The thinking at the time was that SEZs, considered outside Indian tax area and meant for exporters, would at least generate employment and foreign exchange, if not tax revenues.

“You are competing against countries like China,” he pointed out. “We were being able to price our offerings at competitive rates ... The new tax will have to be passed on to the pricing and to that extent, our offering will be less competitive,” he said.

SEZs are currently being used both by manufacturing companies, such as Reliance Industries’ Jamnagar refinery, as well as by large IT and BPO companies, that export ‘services’ to countries like the US.

While taxes of 20-21% on profits may not hurt big software companies, they will make life hard for manufacturing companies who have to deal with Chinese competitors who often pay much lower taxes and bills, Patel said.

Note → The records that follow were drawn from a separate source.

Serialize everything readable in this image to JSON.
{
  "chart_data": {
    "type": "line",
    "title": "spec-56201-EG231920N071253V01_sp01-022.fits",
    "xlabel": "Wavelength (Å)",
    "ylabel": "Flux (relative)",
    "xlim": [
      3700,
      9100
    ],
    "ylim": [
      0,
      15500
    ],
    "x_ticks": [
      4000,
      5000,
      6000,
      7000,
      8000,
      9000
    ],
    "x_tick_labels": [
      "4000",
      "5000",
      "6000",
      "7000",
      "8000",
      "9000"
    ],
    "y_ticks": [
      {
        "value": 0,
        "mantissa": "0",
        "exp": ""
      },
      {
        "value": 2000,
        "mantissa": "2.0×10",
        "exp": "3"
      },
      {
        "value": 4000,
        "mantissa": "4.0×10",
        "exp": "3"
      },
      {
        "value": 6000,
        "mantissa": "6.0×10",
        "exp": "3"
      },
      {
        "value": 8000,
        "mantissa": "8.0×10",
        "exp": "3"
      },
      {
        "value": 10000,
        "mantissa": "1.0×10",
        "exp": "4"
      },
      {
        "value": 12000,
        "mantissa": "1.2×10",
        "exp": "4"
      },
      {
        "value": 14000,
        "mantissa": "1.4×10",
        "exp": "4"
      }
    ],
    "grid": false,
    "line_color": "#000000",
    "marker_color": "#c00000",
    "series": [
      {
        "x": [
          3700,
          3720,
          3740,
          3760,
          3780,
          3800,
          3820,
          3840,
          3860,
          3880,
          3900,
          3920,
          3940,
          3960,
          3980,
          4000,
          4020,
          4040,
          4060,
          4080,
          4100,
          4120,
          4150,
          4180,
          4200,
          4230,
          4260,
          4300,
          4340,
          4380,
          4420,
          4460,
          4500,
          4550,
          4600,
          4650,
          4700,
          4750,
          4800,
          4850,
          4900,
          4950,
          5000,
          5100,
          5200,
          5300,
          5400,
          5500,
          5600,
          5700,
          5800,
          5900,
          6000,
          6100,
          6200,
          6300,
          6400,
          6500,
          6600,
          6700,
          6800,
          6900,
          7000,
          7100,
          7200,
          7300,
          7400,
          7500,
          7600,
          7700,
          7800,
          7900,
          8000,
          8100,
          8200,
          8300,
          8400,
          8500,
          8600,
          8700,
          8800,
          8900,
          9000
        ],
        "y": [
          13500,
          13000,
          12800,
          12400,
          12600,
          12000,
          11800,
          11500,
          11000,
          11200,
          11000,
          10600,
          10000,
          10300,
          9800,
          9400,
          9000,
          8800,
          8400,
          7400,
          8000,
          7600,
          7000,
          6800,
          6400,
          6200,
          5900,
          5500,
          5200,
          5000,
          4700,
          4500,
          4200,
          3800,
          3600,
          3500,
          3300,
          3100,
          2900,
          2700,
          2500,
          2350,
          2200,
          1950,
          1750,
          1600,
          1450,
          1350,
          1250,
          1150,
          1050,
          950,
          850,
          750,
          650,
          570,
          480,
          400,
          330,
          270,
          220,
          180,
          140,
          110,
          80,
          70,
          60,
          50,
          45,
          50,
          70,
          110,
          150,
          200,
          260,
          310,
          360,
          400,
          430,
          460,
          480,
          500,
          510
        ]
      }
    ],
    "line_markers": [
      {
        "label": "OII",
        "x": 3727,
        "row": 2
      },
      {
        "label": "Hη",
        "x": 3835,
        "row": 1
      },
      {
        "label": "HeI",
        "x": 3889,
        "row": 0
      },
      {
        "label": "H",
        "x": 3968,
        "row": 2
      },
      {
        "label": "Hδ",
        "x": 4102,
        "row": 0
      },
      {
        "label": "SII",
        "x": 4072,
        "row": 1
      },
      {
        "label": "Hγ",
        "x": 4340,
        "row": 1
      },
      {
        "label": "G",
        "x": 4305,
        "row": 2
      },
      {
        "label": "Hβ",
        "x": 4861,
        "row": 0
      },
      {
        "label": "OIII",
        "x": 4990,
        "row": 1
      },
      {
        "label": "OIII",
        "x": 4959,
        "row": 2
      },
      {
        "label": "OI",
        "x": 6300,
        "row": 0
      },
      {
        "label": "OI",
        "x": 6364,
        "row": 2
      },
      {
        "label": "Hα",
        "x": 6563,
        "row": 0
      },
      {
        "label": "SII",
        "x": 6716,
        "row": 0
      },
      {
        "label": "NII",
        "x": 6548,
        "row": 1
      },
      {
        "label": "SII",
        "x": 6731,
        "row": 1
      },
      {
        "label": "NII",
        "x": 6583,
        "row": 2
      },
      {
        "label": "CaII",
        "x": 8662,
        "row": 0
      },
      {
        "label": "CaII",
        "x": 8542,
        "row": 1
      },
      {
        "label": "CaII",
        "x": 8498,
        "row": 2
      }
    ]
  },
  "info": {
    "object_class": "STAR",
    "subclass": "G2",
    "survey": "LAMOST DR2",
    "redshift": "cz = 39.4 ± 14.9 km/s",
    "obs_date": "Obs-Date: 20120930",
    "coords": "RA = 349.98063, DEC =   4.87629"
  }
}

“You cannot ask people to invest saying no tax and when they have, say that you will tax. If absolutely necessary, make it applicable to those who apply from now on,” he added.

Since their establishment, SEZ exports have grown in leaps and bounds, doubling their exports every year. They accounted for exports worth $50 billion last year — almost a quarter of India’s goods, IT and BPO exports during the period. They are on track to hit $75 billion this year, Khullar said.

The Commerce ministry is especially worried over the fast rising gap between what Indian earns and what it spends in the rest of the world and sees manufacturing and exports as the only way to ensure a bankruptcy free future.

Thanks to a $110 billion shortfall in its goods exports compared to its imports, India had a net deficit of $38 billion in its ‘current’ transactions with the rest of the world.

“We have a problem because you want to bank that this [shortfall] is going to be financed by booming exports of services [IT & BPO] and remittances, that is a very risky way to plan your finances.. The best way to address the issue is to dramatically increase your exports,” Khullar reiterated.